At a GSM for Mizuho Financial Group Inc. held on June 22, doubt was voiced over the election and dismissal of the top management. “Why has Mr. Tatsufumi Sakai been elected as the new president? I would like to hear what the nomination committee has to say,” a shareholder said. As this was the first time for Mizuho Financial Group to pick someone from the group’s securities subsidiary for the top post, officials at rival financial groups also expressed surprise at the time of the announcement of Mizuho’s new management team in January.
Takashi Kawamura, chairman of the nomination committee, responded to that shareholder with the following explanation: “The top management has been elected after internal evaluation, evaluation by a third-party organization and interviews. The financial industry needs a drastic change. We attached importance to knowledge and experience in business fields outside banking as well.”
Reflecting a series of illegal practices related to product quality, many questions were asked about quality control and the management of subsidiaries.
Mitsubishi Chemical Holdings Corp. has more than 400 group companies. On the company’s GSM held on June 26, a shareholder asked about the effectiveness of group-wide governance, including at foreign subsidiaries. The company indicated plans to require subsidiaries to introduce a group governance code developed by the headquarters and provide support by establishing foreign offices responsible for overseeing governance.

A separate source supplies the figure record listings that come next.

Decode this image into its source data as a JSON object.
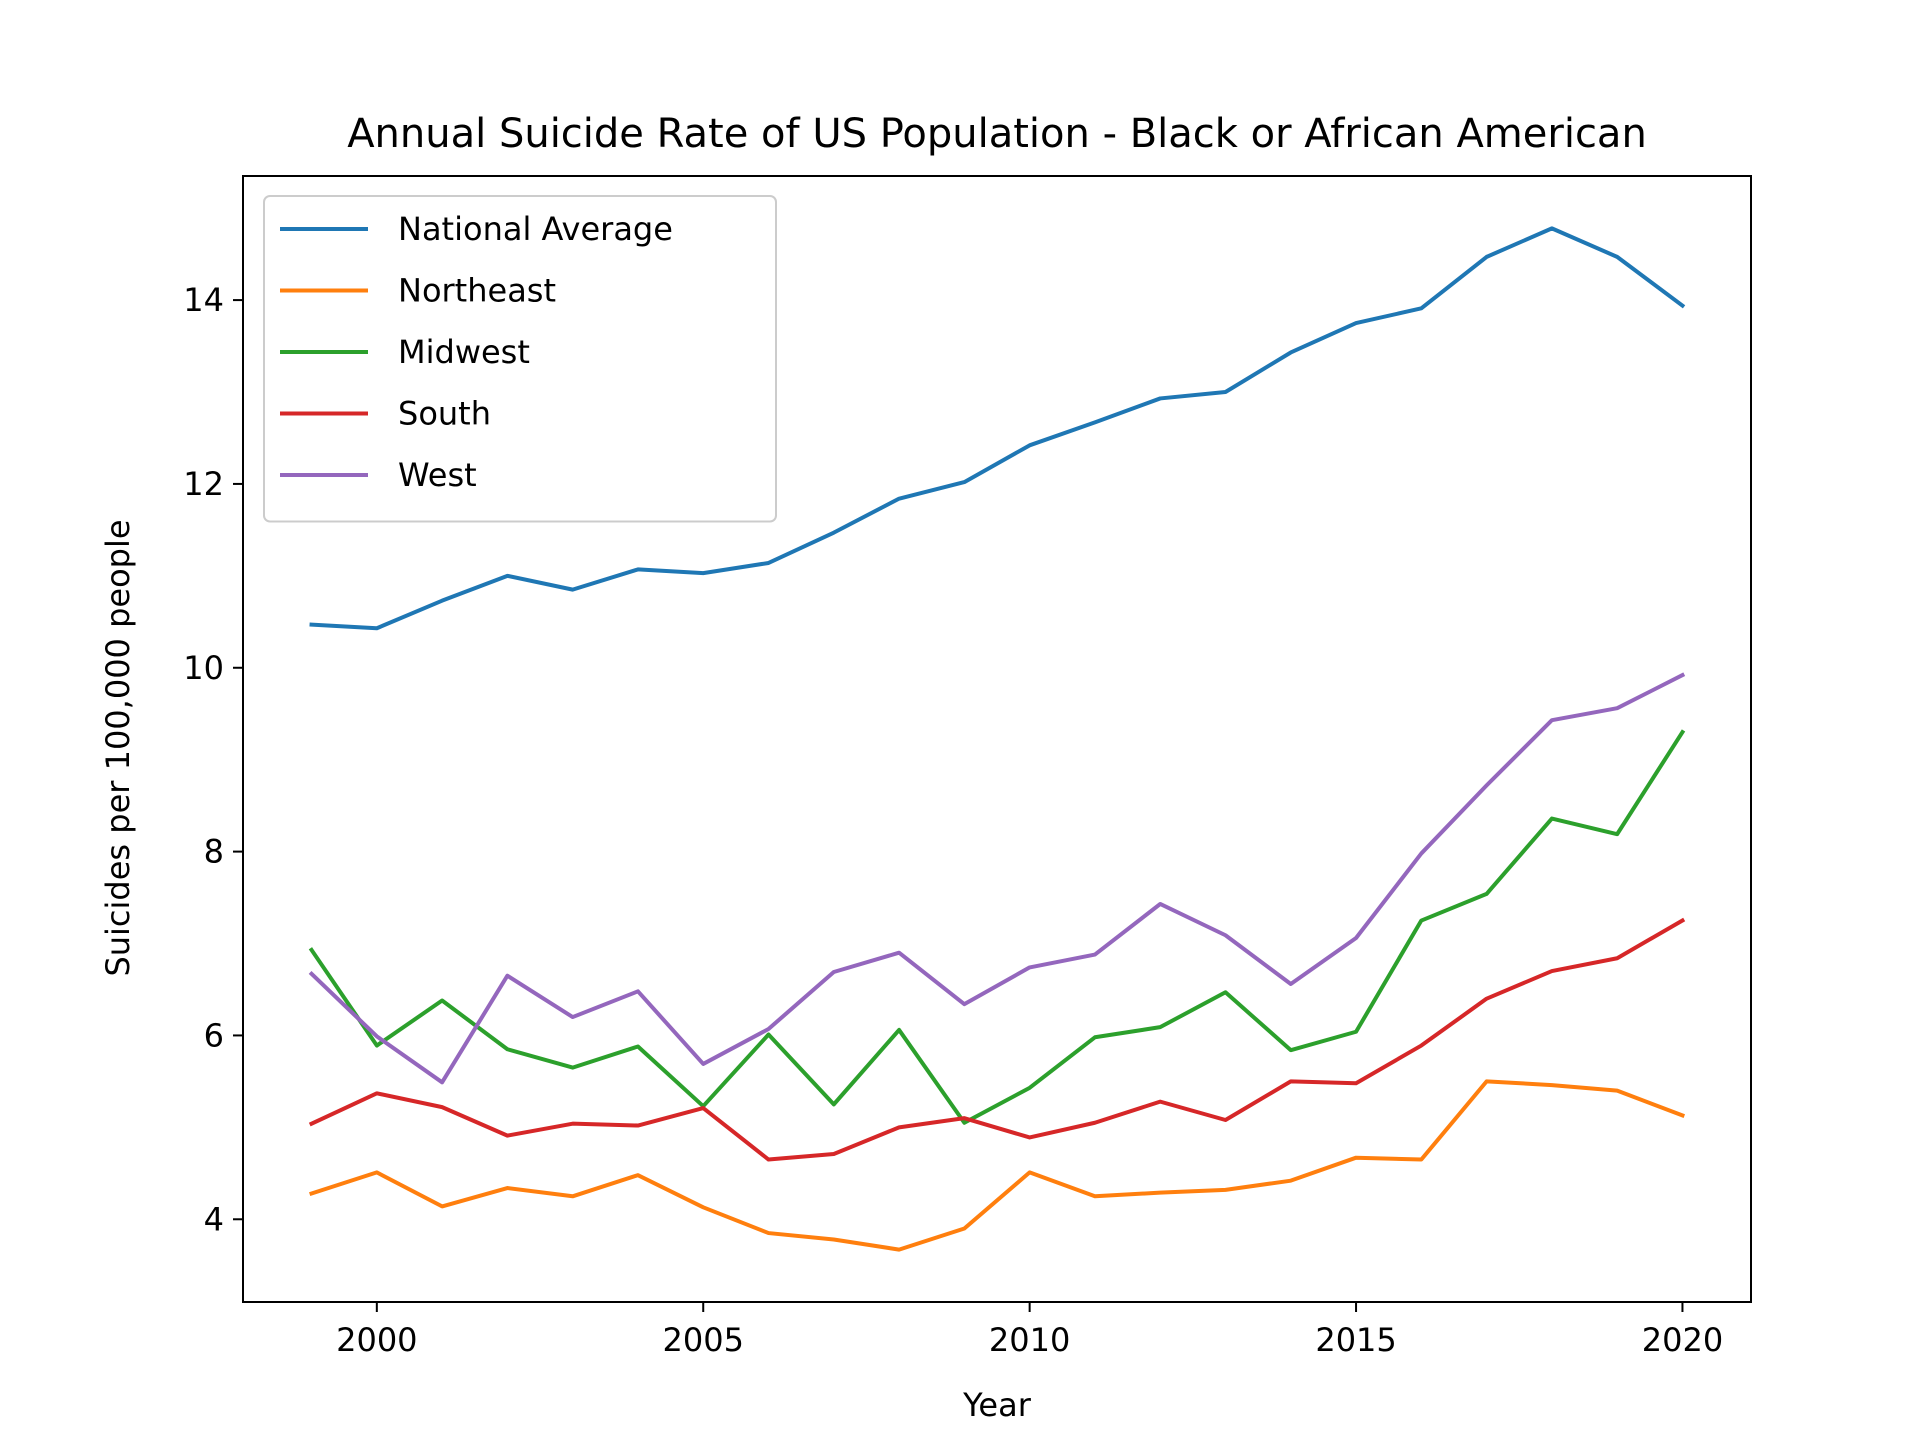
{
  "chart_data": {
    "type": "line",
    "title": "Annual Suicide Rate of US Population - Black or African American",
    "xlabel": "Year",
    "ylabel": "Suicides per 100,000 people",
    "xlim": [
      1997.95,
      2021.05
    ],
    "ylim": [
      3.1,
      15.35
    ],
    "x_ticks": [
      2000,
      2005,
      2010,
      2015,
      2020
    ],
    "y_ticks": [
      4,
      6,
      8,
      10,
      12,
      14
    ],
    "grid": false,
    "legend_position": "upper-left",
    "x": [
      1999,
      2000,
      2001,
      2002,
      2003,
      2004,
      2005,
      2006,
      2007,
      2008,
      2009,
      2010,
      2011,
      2012,
      2013,
      2014,
      2015,
      2016,
      2017,
      2018,
      2019,
      2020
    ],
    "series": [
      {
        "name": "National Average",
        "color": "#1f77b4",
        "values": [
          10.47,
          10.43,
          10.73,
          11.0,
          10.85,
          11.07,
          11.03,
          11.14,
          11.47,
          11.84,
          12.02,
          12.42,
          12.67,
          12.93,
          13.0,
          13.43,
          13.75,
          13.91,
          14.47,
          14.78,
          14.47,
          13.94
        ]
      },
      {
        "name": "Northeast",
        "color": "#ff7f0e",
        "values": [
          4.28,
          4.51,
          4.14,
          4.34,
          4.25,
          4.48,
          4.13,
          3.85,
          3.78,
          3.67,
          3.9,
          4.51,
          4.25,
          4.29,
          4.32,
          4.42,
          4.67,
          4.65,
          5.5,
          5.46,
          5.4,
          5.13
        ]
      },
      {
        "name": "Midwest",
        "color": "#2ca02c",
        "values": [
          6.93,
          5.89,
          6.38,
          5.85,
          5.65,
          5.88,
          5.23,
          6.01,
          5.25,
          6.06,
          5.05,
          5.43,
          5.98,
          6.09,
          6.47,
          5.84,
          6.04,
          7.25,
          7.54,
          8.36,
          8.19,
          9.3
        ]
      },
      {
        "name": "South",
        "color": "#d62728",
        "values": [
          5.04,
          5.37,
          5.22,
          4.91,
          5.04,
          5.02,
          5.21,
          4.65,
          4.71,
          5.0,
          5.1,
          4.89,
          5.05,
          5.28,
          5.08,
          5.5,
          5.48,
          5.89,
          6.4,
          6.7,
          6.84,
          7.25
        ]
      },
      {
        "name": "West",
        "color": "#9467bd",
        "values": [
          6.67,
          5.99,
          5.49,
          6.65,
          6.2,
          6.48,
          5.69,
          6.07,
          6.69,
          6.9,
          6.34,
          6.74,
          6.88,
          7.43,
          7.09,
          6.56,
          7.06,
          7.98,
          8.72,
          9.43,
          9.56,
          9.92
        ]
      }
    ]
  }
}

Shareholders paying critical attention to human resource management and empowerment of women
Also at the focus of shareholders’ questions were matters related to recruitment of workers and employee training. Some shareholders asked companies about their hiring policy, while others pointed out a lack of human resources as the greatest risk factor. As the labor shortage in Japan is aggravating across all industries, it has become a major risk factor in the eyes of shareholders as well. Companies’ top managers were busy offering explanations on this point.
Progress in working style reform and empowerment of women was another focus of shareholders’ critical attention. At a GSM for Mitsubishi Heavy Industries held on June 21, a shareholder asked the company about its view on the diversity of the board of directors.
Of Mitsubishi Heavy’s 11 directors, only one is female. In addition, women account for only 1.8% of the company’s management posts. President Shunichi Miyanaga asked for shareholders’ understanding by saying: “We will promote diversity as a pillar of the medium-term business plan (which was announced in May). We will contribute to capital gains by achieving growth based on our human resource strategy.”
President Hitoshi Ochi of Mitsubishi Chemical Holdings is advocating the contribution to the Sustainable Development Goals (SDGs) as a means to increase enterprises value. Responding to a shareholder’s complaint about the level of Mitsubishi Chemical’s share price, he explained the company’s long-term approach as follows: “Contributing to society through an increase in non-financial value and contributions to the SDGs will lead to an improvement in our overall enterprise value.”
At a GSM on June 25, Fujitsu elected Professor Yoshiko Kojo of the University of Tokyo’s Graduate School of Arts and Sciences as an outside director. Professor Kojo is an expert on international political affairs. Introducing Professor Kojo to shareholders, Fujitsu President Tatsuya Tanaka said: “I am expecting advice concerning the SDGs initiative.” Foreign sales accounted for 36.5% of Fujitsu’s overall sales in 2017, and the company aims to raise the foreign sales ratio to 50% or higher in the future. Fujitsu is hoping to take advantage of the SDGs initiative to expand its foreign businesses.
Shareholders are encouraging companies to pursue ESG-oriented management through GSMs.